本質的には気のいい男なのだと思う。彼は最近この秋サウナで知り合った男たち数人でタイに行ってきたそうだ。今日も彼とサウナで一緒になった。
「体の調子はいいかい。」「最近時々胸が使えるようなことがあるんだ。」
すると右隣に居た男が会話に割り込んできた。赤ら顔、60歳くらいだろうか。
「そりゃあ、いけない、早いとこ、医者に見てもらえよ。金勘定ばかりしてないでさ。」「金勘定は余計だ。」と赤ら顔氏がぼやく。彼とどの程度知り合いなのか分からぬ。
「実際に体がおかしくならないと行く気にならなくてね。大体どこの医者に行ったらいいか分からない。」「おれは歯医者は3ヶ月に1度見てもらっている。目医者は緑内症が心配で河北病院に行った。1年くらい経ったらまた行く。頭がくらっとして倒れそうになるときもあるが、それも河北にいった。大丈夫だそうだ。」
「大病院というのは先生に紹介してもらうのがいいんだろう。」「河北の場合にはたまたまアルプス旅行のときに女医さんがきていてその人に言われたからだが、別に紹介状を書いてもらったわけじゃない。ただ先生を指定するために最初に3000円余り払わされたけれど・・・・」「おれの場合、そういう伝がない・・・・。」「若い女医さん、スカートの短いお医者さんはどなたですか、って聞いたらいい。」「べらぼうめ!つまみ出される。」
「紹介料くらい、そんな金に困っているわけはないんだろ。大金を動かしているんだろ。」「それはそうだが、細かい話は別でなかなか払う気がしない。」「女みたいだな。女というやつは大根一本が80円か100円かものすごく気にする。八百屋やスーパーを駆け巡る。それでいて家なんか買うときは実におおらかにかってしまう。」話が急展開する。会話とはそういうものだ。「そういえば最近マンションが売れないそうだ。1000万円、2000万円割引するものがある。それと大根を同じレベルで考えられては・・・・。」
私はサウナに入る時間は5分と決めている。サウナとその後入る冷水風呂が好きな俳優が結局心臓麻痺か何かで死んだ、という話を聞いたことがある。だから余り長く入るのは体によくない、と思っている。もう7分、大分茹で上がってきた。

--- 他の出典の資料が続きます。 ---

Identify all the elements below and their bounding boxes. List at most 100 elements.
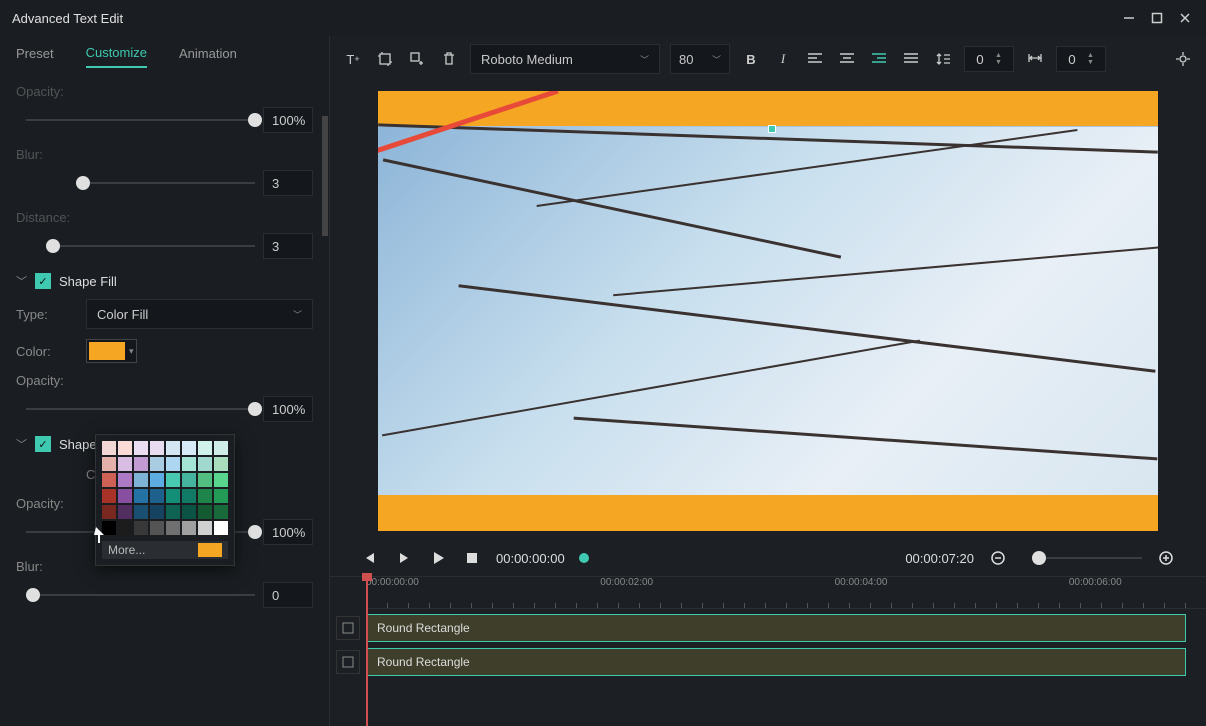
align-justify-icon[interactable] xyxy=(900,48,922,70)
color-cell[interactable] xyxy=(150,473,164,487)
timeline-clip[interactable]: Round Rectangle xyxy=(366,648,1186,676)
color-cell[interactable] xyxy=(150,521,164,535)
opacity-slider[interactable] xyxy=(26,119,255,121)
align-right-icon[interactable] xyxy=(868,48,890,70)
align-left-icon[interactable] xyxy=(804,48,826,70)
blur-value[interactable]: 3 xyxy=(263,170,313,196)
trash-icon[interactable] xyxy=(438,48,460,70)
more-colors-button[interactable]: More... xyxy=(108,543,145,557)
zoom-slider[interactable] xyxy=(1032,557,1142,559)
track-icon[interactable] xyxy=(336,650,360,674)
crop-icon[interactable] xyxy=(374,48,396,70)
color-cell[interactable] xyxy=(102,521,116,535)
shape-add-icon[interactable] xyxy=(406,48,428,70)
color-cell[interactable] xyxy=(102,505,116,519)
font-dropdown[interactable]: Roboto Medium ﹀ xyxy=(470,44,660,74)
add-text-icon[interactable]: T+ xyxy=(342,48,364,70)
tab-customize[interactable]: Customize xyxy=(86,45,147,68)
color-cell[interactable] xyxy=(182,441,196,455)
color-cell[interactable] xyxy=(214,505,228,519)
distance-value[interactable]: 3 xyxy=(263,233,313,259)
timeline-clip[interactable]: Round Rectangle xyxy=(366,614,1186,642)
border-blur-value[interactable]: 0 xyxy=(263,582,313,608)
border-opacity-value[interactable]: 100% xyxy=(263,519,313,545)
color-cell[interactable] xyxy=(166,521,180,535)
fill-opacity-slider[interactable] xyxy=(26,408,255,410)
line-spacing-input[interactable]: ▲▼ xyxy=(964,46,1014,72)
color-cell[interactable] xyxy=(134,457,148,471)
color-cell[interactable] xyxy=(214,457,228,471)
fill-color-button[interactable]: ▾ xyxy=(86,339,137,363)
close-button[interactable] xyxy=(1176,9,1194,27)
border-blur-slider[interactable] xyxy=(26,594,255,596)
color-cell[interactable] xyxy=(166,473,180,487)
bold-button[interactable]: B xyxy=(740,48,762,70)
align-center-icon[interactable] xyxy=(836,48,858,70)
color-cell[interactable] xyxy=(150,457,164,471)
color-cell[interactable] xyxy=(166,505,180,519)
playhead[interactable] xyxy=(366,577,368,726)
color-cell[interactable] xyxy=(134,473,148,487)
shape-fill-checkbox[interactable]: ✓ xyxy=(35,273,51,289)
resize-handle[interactable] xyxy=(768,125,776,133)
color-cell[interactable] xyxy=(214,441,228,455)
color-cell[interactable] xyxy=(198,489,212,503)
color-cell[interactable] xyxy=(102,457,116,471)
color-cell[interactable] xyxy=(182,457,196,471)
tab-preset[interactable]: Preset xyxy=(16,46,54,67)
color-cell[interactable] xyxy=(102,473,116,487)
opacity-value[interactable]: 100% xyxy=(263,107,313,133)
chevron-down-icon[interactable]: ﹀ xyxy=(16,273,27,289)
color-cell[interactable] xyxy=(214,521,228,535)
color-cell[interactable] xyxy=(118,441,132,455)
italic-button[interactable]: I xyxy=(772,48,794,70)
font-size-dropdown[interactable]: 80 ﹀ xyxy=(670,44,730,74)
char-spacing-icon[interactable] xyxy=(1024,48,1046,70)
color-cell[interactable] xyxy=(198,457,212,471)
line-spacing-icon[interactable] xyxy=(932,48,954,70)
color-cell[interactable] xyxy=(118,457,132,471)
color-cell[interactable] xyxy=(134,505,148,519)
color-cell[interactable] xyxy=(214,473,228,487)
chevron-down-icon[interactable]: ﹀ xyxy=(16,436,27,452)
type-dropdown[interactable]: Color Fill ﹀ xyxy=(86,299,313,329)
distance-slider[interactable] xyxy=(46,245,255,247)
maximize-button[interactable] xyxy=(1148,9,1166,27)
color-cell[interactable] xyxy=(182,505,196,519)
color-cell[interactable] xyxy=(198,441,212,455)
color-cell[interactable] xyxy=(182,473,196,487)
stop-button[interactable] xyxy=(462,548,482,568)
color-cell[interactable] xyxy=(102,489,116,503)
preview-canvas[interactable] xyxy=(330,82,1206,540)
color-cell[interactable] xyxy=(102,441,116,455)
target-icon[interactable] xyxy=(1172,48,1194,70)
color-cell[interactable] xyxy=(134,441,148,455)
color-cell[interactable] xyxy=(198,521,212,535)
color-cell[interactable] xyxy=(150,441,164,455)
fill-opacity-value[interactable]: 100% xyxy=(263,396,313,422)
color-cell[interactable] xyxy=(198,473,212,487)
color-cell[interactable] xyxy=(118,521,132,535)
zoom-in-button[interactable] xyxy=(1156,548,1176,568)
tab-animation[interactable]: Animation xyxy=(179,46,237,67)
color-cell[interactable] xyxy=(150,489,164,503)
prev-frame-button[interactable] xyxy=(360,548,380,568)
color-cell[interactable] xyxy=(118,505,132,519)
timeline-ruler[interactable]: 00:00:00:0000:00:02:0000:00:04:0000:00:0… xyxy=(366,577,1206,609)
color-cell[interactable] xyxy=(150,505,164,519)
color-cell[interactable] xyxy=(134,489,148,503)
track-icon[interactable] xyxy=(336,616,360,640)
color-cell[interactable] xyxy=(198,505,212,519)
color-cell[interactable] xyxy=(166,457,180,471)
color-cell[interactable] xyxy=(182,521,196,535)
color-cell[interactable] xyxy=(214,489,228,503)
color-cell[interactable] xyxy=(118,473,132,487)
blur-slider[interactable] xyxy=(76,182,255,184)
color-cell[interactable] xyxy=(182,489,196,503)
shape-border-checkbox[interactable]: ✓ xyxy=(35,436,51,452)
color-cell[interactable] xyxy=(118,489,132,503)
zoom-out-button[interactable] xyxy=(988,548,1008,568)
sidebar-scrollbar[interactable] xyxy=(322,116,328,236)
play-button[interactable] xyxy=(428,548,448,568)
minimize-button[interactable] xyxy=(1120,9,1138,27)
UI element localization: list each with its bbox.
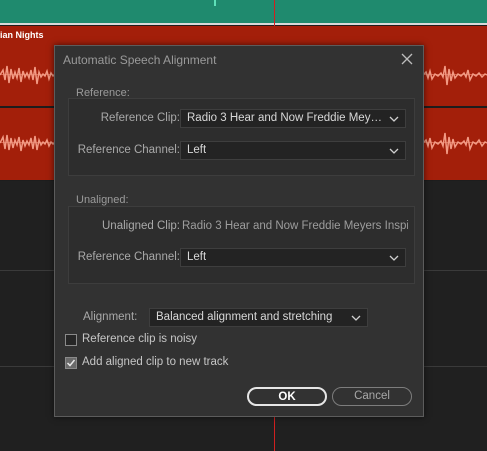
- unaligned-clip-value: Radio 3 Hear and Now Freddie Meyers Insp…: [182, 220, 408, 232]
- dialog-titlebar[interactable]: Automatic Speech Alignment: [55, 46, 423, 74]
- clip-title: ian Nights: [0, 30, 44, 40]
- waveform-left-1: [0, 65, 56, 85]
- add-to-new-track-label: Add aligned clip to new track: [82, 356, 229, 368]
- unaligned-group: [68, 206, 415, 284]
- noisy-checkbox-row[interactable]: Reference clip is noisy: [65, 333, 265, 349]
- reference-clip-value: Radio 3 Hear and Now Freddie Meyers ...: [187, 112, 383, 124]
- unaligned-clip-label: Unaligned Clip:: [102, 220, 180, 232]
- unaligned-channel-dropdown[interactable]: Left: [180, 248, 406, 267]
- reference-noisy-checkbox[interactable]: [65, 334, 77, 346]
- reference-clip-label: Reference Clip:: [100, 112, 180, 124]
- green-waveform-peak: [214, 0, 216, 6]
- unaligned-channel-label: Reference Channel:: [77, 251, 180, 263]
- close-button[interactable]: [399, 51, 415, 67]
- close-icon: [401, 53, 413, 65]
- cancel-button[interactable]: Cancel: [332, 387, 412, 406]
- track-divider: [0, 23, 487, 25]
- ok-button[interactable]: OK: [247, 387, 327, 406]
- green-audio-track: [0, 0, 487, 23]
- chevron-down-icon: [351, 315, 361, 321]
- playhead-line[interactable]: [274, 0, 275, 26]
- chevron-down-icon: [389, 255, 399, 261]
- checkmark-icon: [66, 359, 76, 367]
- unaligned-channel-value: Left: [187, 251, 207, 263]
- reference-group-label: Reference:: [76, 87, 130, 99]
- alignment-label: Alignment:: [83, 311, 138, 323]
- playhead-line[interactable]: [274, 415, 275, 451]
- dialog-title: Automatic Speech Alignment: [63, 53, 217, 67]
- chevron-down-icon: [389, 116, 399, 122]
- unaligned-group-label: Unaligned:: [76, 194, 129, 206]
- reference-channel-label: Reference Channel:: [77, 144, 180, 156]
- reference-clip-dropdown[interactable]: Radio 3 Hear and Now Freddie Meyers ...: [180, 109, 406, 128]
- waveform-left-2: [0, 134, 56, 152]
- add-to-new-track-checkbox[interactable]: [65, 357, 77, 369]
- alignment-value: Balanced alignment and stretching: [156, 311, 333, 323]
- waveform-right-2: [423, 132, 487, 155]
- reference-noisy-label: Reference clip is noisy: [82, 333, 198, 345]
- chevron-down-icon: [389, 148, 399, 154]
- reference-channel-dropdown[interactable]: Left: [180, 141, 406, 160]
- reference-channel-value: Left: [187, 144, 207, 156]
- speech-alignment-dialog: Automatic Speech Alignment Reference: Re…: [54, 45, 424, 417]
- alignment-dropdown[interactable]: Balanced alignment and stretching: [149, 308, 368, 327]
- waveform-right-1: [423, 65, 487, 86]
- new-track-checkbox-row[interactable]: Add aligned clip to new track: [65, 356, 285, 372]
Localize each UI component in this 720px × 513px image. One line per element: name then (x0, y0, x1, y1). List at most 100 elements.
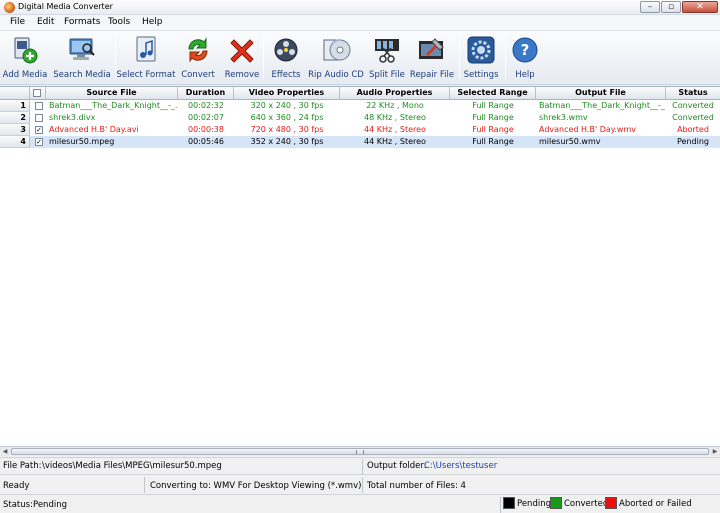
media-table: Source File Duration Video Properties Au… (0, 86, 720, 446)
rip-audio-cd-button[interactable]: Rip Audio CD (308, 33, 364, 83)
output-folder-label: Output folder: (367, 461, 427, 471)
table-row[interactable]: 4 ✓ milesur50.mpeg 00:05:46 352 x 240 , … (0, 136, 720, 148)
column-header-selected-range[interactable]: Selected Range (450, 87, 536, 100)
horizontal-scrollbar[interactable]: ◀ ▶ (0, 446, 720, 456)
aborted-legend-label: Aborted or Failed (619, 499, 692, 509)
file-path-value: \videos\Media Files\MPEG\milesur50.mpeg (42, 461, 222, 471)
help-icon: ? (512, 37, 538, 63)
output-folder-link[interactable]: C:\Users\testuser (424, 461, 497, 471)
duration-cell: 00:05:46 (188, 137, 224, 146)
menu-formats[interactable]: Formats (64, 17, 100, 27)
add-media-label: Add Media (2, 70, 48, 80)
column-header-status[interactable]: Status (666, 87, 720, 100)
status-cell: Pending (677, 137, 709, 146)
conversion-info-panel: Ready Converting to: WMV For Desktop Vie… (0, 474, 720, 494)
video-properties-cell: 352 x 240 , 30 fps (250, 137, 324, 146)
window-controls: – ▫ ✕ (639, 1, 718, 13)
video-properties-cell: 640 x 360 , 24 fps (250, 113, 324, 122)
audio-properties-cell: 44 KHz , Stereo (364, 125, 426, 134)
column-header-output-file[interactable]: Output File (536, 87, 666, 100)
source-file-cell: Batman___The_Dark_Knight__-_... (49, 101, 177, 110)
status-label: Status: (3, 500, 33, 510)
select-format-button[interactable]: Select Format (117, 33, 175, 83)
menu-help[interactable]: Help (142, 17, 163, 27)
status-cell: Aborted (677, 125, 709, 134)
ready-status: Ready (3, 481, 30, 491)
menu-bar: File Edit Formats Tools Help (0, 15, 720, 31)
help-button[interactable]: ? Help (505, 33, 545, 83)
app-logo-icon (4, 2, 15, 13)
row-checkbox[interactable] (35, 114, 43, 122)
menu-file[interactable]: File (10, 17, 25, 27)
maximize-button[interactable]: ▫ (661, 1, 681, 13)
menu-tools[interactable]: Tools (108, 17, 130, 27)
add-media-button[interactable]: Add Media (3, 33, 47, 83)
total-files-text: Total number of Files: 4 (367, 481, 466, 491)
menu-edit[interactable]: Edit (37, 17, 54, 27)
window-title: Digital Media Converter (18, 2, 113, 11)
search-media-button[interactable]: Search Media (53, 33, 111, 83)
status-cell: Converted (672, 101, 714, 110)
row-checkbox[interactable]: ✓ (35, 138, 43, 146)
help-label: Help (515, 70, 535, 80)
audio-properties-cell: 22 KHz , Mono (366, 101, 424, 110)
table-row[interactable]: 3 ✓ Advanced H.B' Day.avi 00:00:38 720 x… (0, 124, 720, 136)
row-checkbox[interactable]: ✓ (35, 126, 43, 134)
settings-icon (467, 36, 495, 64)
scrollbar-grip-icon (356, 450, 364, 454)
selected-range-cell: Full Range (472, 125, 514, 134)
video-properties-cell: 720 x 480 , 30 fps (250, 125, 324, 134)
select-all-header[interactable] (30, 87, 46, 100)
row-number: 3 (0, 124, 30, 136)
repair-file-button[interactable]: Repair File (410, 33, 454, 83)
row-number: 2 (0, 112, 30, 124)
table-row[interactable]: 1 Batman___The_Dark_Knight__-_... 00:02:… (0, 100, 720, 112)
select-all-checkbox[interactable] (33, 89, 41, 97)
select-format-icon (136, 36, 156, 62)
effects-icon (274, 38, 298, 62)
scroll-left-icon[interactable]: ◀ (0, 447, 10, 456)
table-row[interactable]: 2 shrek3.divx 00:02:07 640 x 360 , 24 fp… (0, 112, 720, 124)
close-button[interactable]: ✕ (682, 1, 718, 13)
converted-legend-label: Converted (564, 499, 609, 509)
column-header-video-properties[interactable]: Video Properties (234, 87, 340, 100)
remove-icon (230, 39, 254, 63)
duration-cell: 00:02:07 (188, 113, 224, 122)
add-media-icon (14, 37, 38, 64)
row-number: 1 (0, 100, 30, 112)
row-number-header (0, 87, 30, 100)
toolbar: Add Media Search Media Select Format Con… (0, 31, 720, 85)
selected-range-cell: Full Range (472, 113, 514, 122)
effects-button[interactable]: Effects (266, 33, 306, 83)
selected-range-cell: Full Range (472, 101, 514, 110)
aborted-legend-swatch (605, 497, 617, 509)
duration-cell: 00:00:38 (188, 125, 224, 134)
select-format-label: Select Format (116, 70, 176, 80)
column-header-source-file[interactable]: Source File (46, 87, 178, 100)
panel-divider (500, 497, 501, 513)
search-media-label: Search Media (53, 70, 111, 80)
rip-audio-cd-icon (323, 38, 351, 61)
row-checkbox[interactable] (35, 102, 43, 110)
panel-divider (362, 459, 363, 474)
output-file-cell: milesur50.wmv (539, 137, 601, 146)
source-file-cell: milesur50.mpeg (49, 137, 115, 146)
pending-legend-label: Pending (517, 499, 551, 509)
output-file-cell: Batman___The_Dark_Knight__-_... (539, 101, 665, 110)
convert-icon (188, 37, 208, 63)
split-file-button[interactable]: Split File (367, 33, 407, 83)
search-media-icon (69, 38, 95, 60)
scrollbar-thumb[interactable] (11, 448, 709, 455)
row-number: 4 (0, 136, 30, 148)
duration-cell: 00:02:32 (188, 101, 224, 110)
column-header-duration[interactable]: Duration (178, 87, 234, 100)
source-file-cell: Advanced H.B' Day.avi (49, 125, 139, 134)
scroll-right-icon[interactable]: ▶ (710, 447, 720, 456)
pending-legend-swatch (503, 497, 515, 509)
split-file-icon (375, 39, 399, 63)
minimize-button[interactable]: – (640, 1, 660, 13)
file-path-panel: File Path: \videos\Media Files\MPEG\mile… (0, 457, 720, 474)
column-header-audio-properties[interactable]: Audio Properties (340, 87, 450, 100)
converted-legend-swatch (550, 497, 562, 509)
status-cell: Converted (672, 113, 714, 122)
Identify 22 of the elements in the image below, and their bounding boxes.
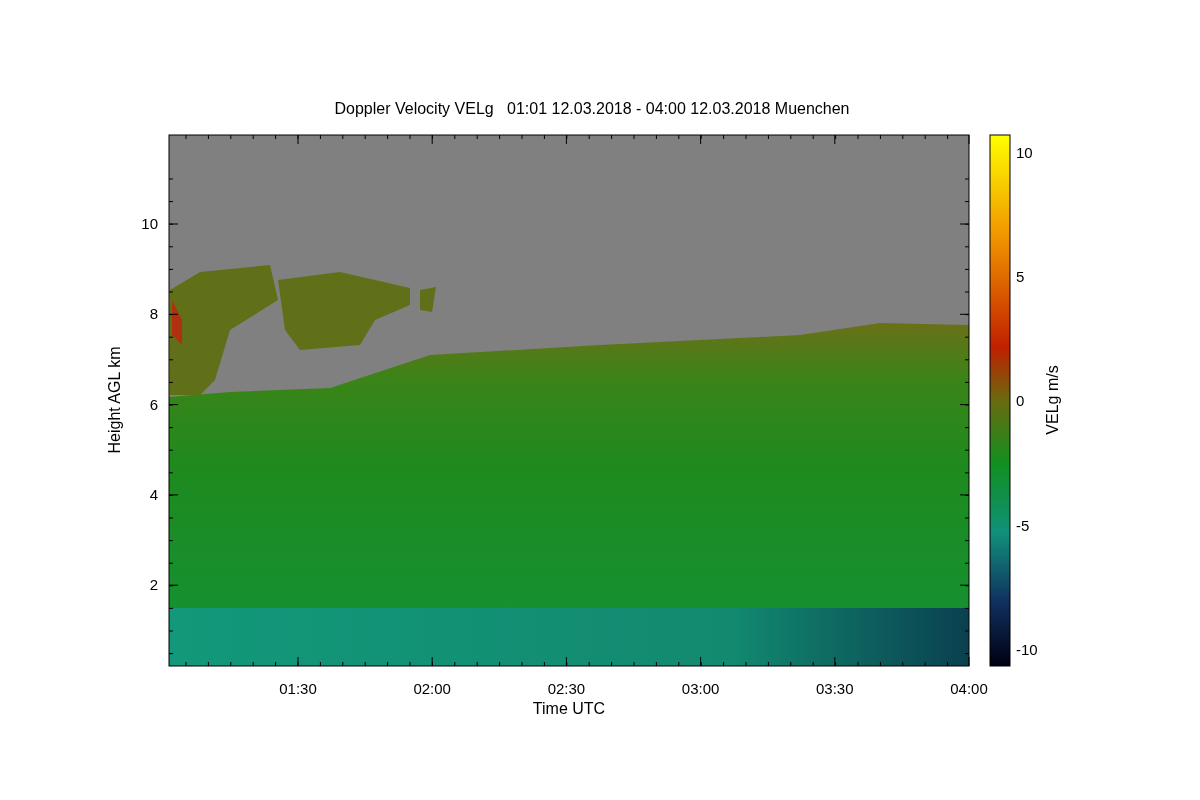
colorbar-tick-label: 0 bbox=[1016, 392, 1025, 410]
cloud-echo-patch bbox=[420, 287, 436, 312]
colorbar-tick-label: -10 bbox=[1016, 640, 1038, 658]
colorbar-tick-label: 10 bbox=[1016, 144, 1033, 161]
y-tick-label: 2 bbox=[149, 576, 158, 594]
chart-title: Doppler Velocity VELg 01:01 12.03.2018 - 04:00 12.03.2018 Muenchen bbox=[334, 100, 850, 117]
y-axis-label: Height AGL km bbox=[106, 346, 123, 454]
y-tick-label: 10 bbox=[141, 215, 158, 232]
x-tick-label: 01:30 bbox=[279, 680, 317, 697]
colorbar-tick-label: 5 bbox=[1016, 268, 1025, 286]
colorbar-label: VELg m/s bbox=[1044, 365, 1061, 435]
x-tick-label: 04:00 bbox=[950, 680, 988, 697]
x-tick-label: 03:30 bbox=[816, 680, 854, 697]
y-tick-label: 6 bbox=[149, 395, 158, 413]
y-tick-label: 8 bbox=[149, 305, 158, 323]
x-tick-label: 02:30 bbox=[547, 680, 586, 697]
x-tick-label: 03:00 bbox=[681, 680, 720, 697]
x-axis-label: Time UTC bbox=[532, 700, 606, 717]
upward-velocity-patch bbox=[172, 300, 182, 345]
colorbar-tick-label: -5 bbox=[1016, 516, 1030, 534]
y-tick-label: 4 bbox=[149, 485, 158, 503]
x-tick-label: 02:00 bbox=[413, 680, 451, 697]
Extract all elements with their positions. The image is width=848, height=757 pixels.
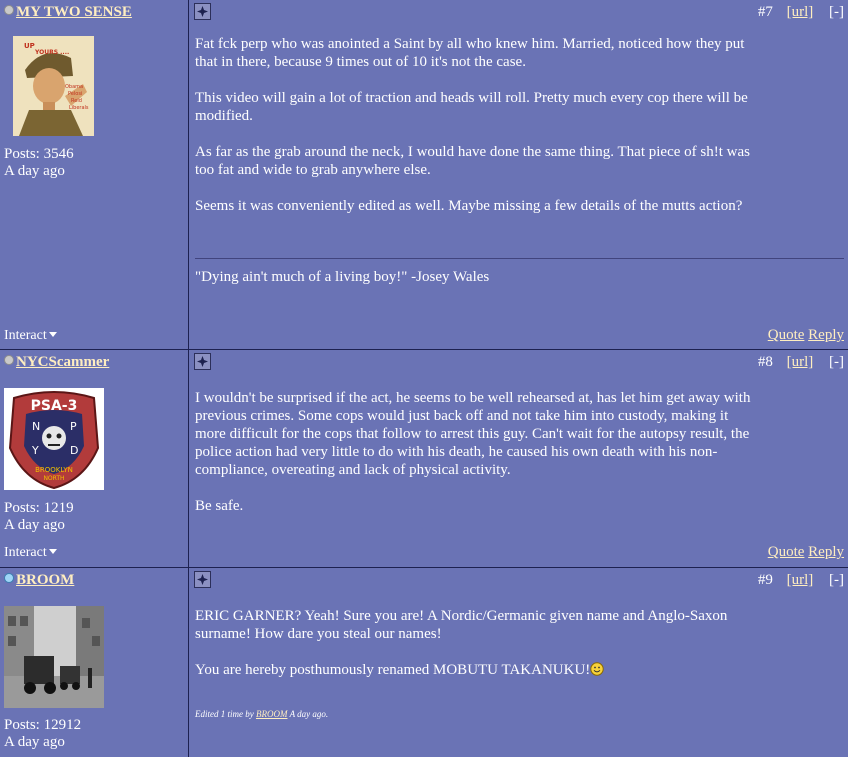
svg-text:P: P — [70, 420, 77, 433]
username-link[interactable]: BROOM — [16, 572, 74, 588]
post-paragraph: This video will gain a lot of traction a… — [195, 90, 748, 124]
post-count: Posts: 3546 — [4, 146, 74, 162]
post-icon — [194, 353, 211, 370]
triangle-down-icon — [48, 332, 57, 337]
interact-label: Interact — [4, 545, 47, 560]
post-paragraph: As far as the grab around the neck, I wo… — [195, 144, 750, 178]
post-icon — [194, 571, 211, 588]
post-content: #7 [url] [-] Fat fck perp who was anoint… — [189, 0, 848, 349]
signature: "Dying ain't much of a living boy!" -Jos… — [195, 269, 490, 285]
post-icon — [194, 3, 211, 20]
smiley-icon — [590, 662, 604, 681]
post-paragraph: Fat fck perp who was anointed a Saint by… — [195, 36, 745, 70]
reply-link[interactable]: Reply — [808, 327, 844, 343]
post-paragraph: Be safe. — [195, 498, 244, 514]
quote-link[interactable]: Quote — [768, 544, 805, 560]
edited-note: Edited 1 time by BROOM A day ago. — [195, 709, 329, 719]
triangle-down-icon — [48, 549, 57, 554]
post-time: A day ago — [4, 517, 65, 533]
quote-link[interactable]: Quote — [768, 327, 805, 343]
offline-status-icon — [4, 5, 14, 15]
post-content: #8 [url] [-] I wouldn't be surprised if … — [189, 350, 848, 567]
svg-text:Reid: Reid — [71, 98, 82, 104]
post-number: #8 — [757, 354, 773, 370]
post-count: Posts: 1219 — [4, 500, 74, 516]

「しかしそれを逆用する手もある。プレゼントなんか安物を何回ものほうがいい。もっともあるとき恋人に「安いものを何回ももらうのと一回だけ高いものをもらうのはどちらがいいと言ったら「両方がいい。」といわれた。」
出ようとすると焼き鳥屋が入ってきた。彼は高円寺で焼き鳥屋をやっており、大層繁盛しているらしい。私より10歳若いことを、いつか教えてもらった。ハワイマラソンに出場することが趣味で、向こうに別荘の会員権まで持っているらしい。彼も素晴らしい肉体の持ち主、彼は、奥さんとは琴瑟相和すという具合でいつも一緒にやってきて、一緒に食事をして帰る。
「やあ」「やあ」と挨拶を交わして私は表に出る。
大根一本とマンションを同じレベルで議論する・・・・この伝はよく見かけるなあ。スポーツクラブのサウナは、浴場サウナと違って案外メンバーが固定されている。スポーツをする時間が大体各人決まっており、しかも規則的にちゃんと来る連中は少ない体。狭い空間の中、顔見知りになると、自然に会話が生まれる。
小さな金、大きな金といえば、定額減税2兆円は大問題だが、IMFに10兆円出すことについては議論が余りされない。「それに較べれば数百万円の補助金を職員の慰安旅行に使ったくらい・・・・」と公言した知事がいた・・・・かどうかは定かでない。